Back in March, we wrote about our plans to conduct experiments on Snapshot Serengeti, showing users more of the species they seem to be most interested in, in the hope that they would stay longer and classify more images.

We’ve now run our first “happy user” experiment doing just that, and in this post we will outline the preliminary results. But first, let’s review how the experiment worked:

  • For each user, we worked out the species they were most interested in, by looking at which images they had favourited, shared, or in which they had otherwise expressed interest, in the past.
  • Each user was assigned to either the “control” cohort, or the “interesting” cohort.
  • Users in the control cohort were presented 50 random images to classify, just as is normal on the project.
  • Users in the interesting cohort were presented with 20 images known to contain their two most liked species, and 30 random images.
  • Each user was presented their images in a random order.

We then compared the two cohorts based on:

  • how many images they classified before leaving the site
  • how long they stayed on the site (“session length”)

We found something very strange. The “interesting” cohort seemed to spend less time on the site:

And they classified fewer subjects than those in the control cohort:

This was surprising and counter-intuitive, the very opposite of the result we had hoped for. We thought that giving people more of the animals they liked would increase their engagement, but it seems the opposite effect happened.

In trying to explain this, we began to wonder: Could it be that by changing the set of images a user is presented with, we had somehow removed something that encourages them to stay longer?

One theory that came up was that the number of “blank” images – that is, images that contain no animals – might have an effect. We know that around 70% of our images are blank, but we were not quite sure what effect – positive or negative – the blanks have on user behaviour.

So we looked at all user sessions across the experiment, and figured out what percentage of the subjects seen were in fact blank. The distribution looks like this:

 

And here we have something very interesting: It seems that the users who made the most classifications cluster around the 80% mark – in other words, if 80% of images you see are blank, you are much more likely to stay longer and classify more images*. This is very interesting, and suggests that the reason the interesting cohort stayed less time is because by inserting 40% of the images which are definitely not blank, that means the likely percentage of blanks seen by the interesting cohort would be about 42% (70% of 60%) – considerably below the “sweet spot” required for maximum participation.
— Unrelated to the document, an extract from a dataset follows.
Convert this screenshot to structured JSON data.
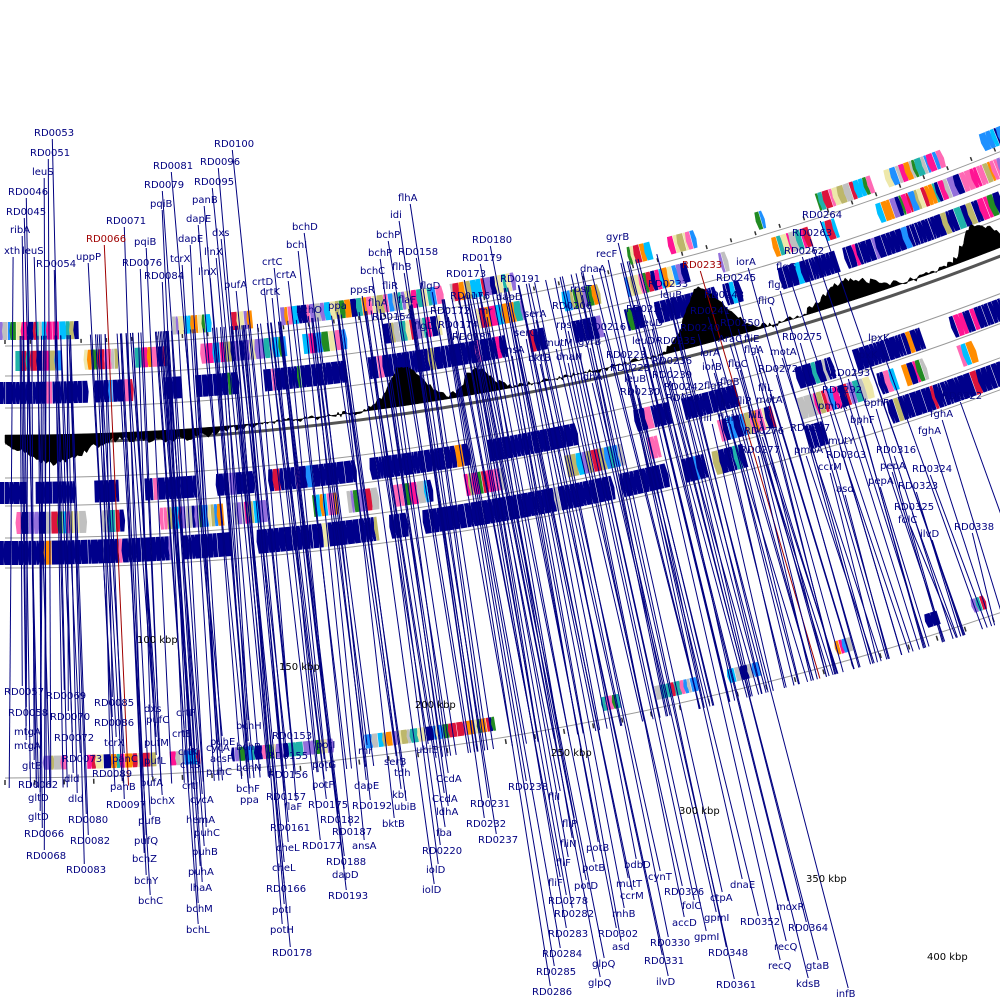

* Note: Saying that an image is blank still counts as a classification.

There are many interesting implications of this finding:

  • It may be that the make-up of the subject set presented to a user has more of an effect than the properties of those images themselves. Future experiments will need to construct image sets very careful – for example, to properly assess whether “interestingness” of the animals has an effect, we need to ensure every participant gets the same percentage of blanks.
  • We had identified a need to predict which images don’t contain animals. This will now become even more important – not to remove those images, as we had thought, but to insert them strategically in order to get the most out of users.
  • Careful consideration will need to be given as to how we spend our users’ time; inserting known blank images to yield more classifications is only justifiable if the classifications gained exceed the classifications lost by classifying blank images we already know about. One thing we are always conscious of at the Zooniverse is not wasting our users’ valuable time!

We will now look to verify this finding in our historical classification data, and will use our findings to better inform the design of our next experiments with Snapshot Serengeti and with MICO. We will conduct further analysis taking into account this factor, by only comparing users who have seen the same percentage of blank images.

The other interesting question is why does seeing 80% blanks yield a greater level of participation. At this point we can only speculate, but it could be that too few blanks makes the task seem more arduous, more boring, and if you never see any animals, you also get bored – but at a certain level, the blanks give space for anticipation, and the finding of animals stands out more and becomes more rewarding; the differential between blanks and animals intensifies the moment.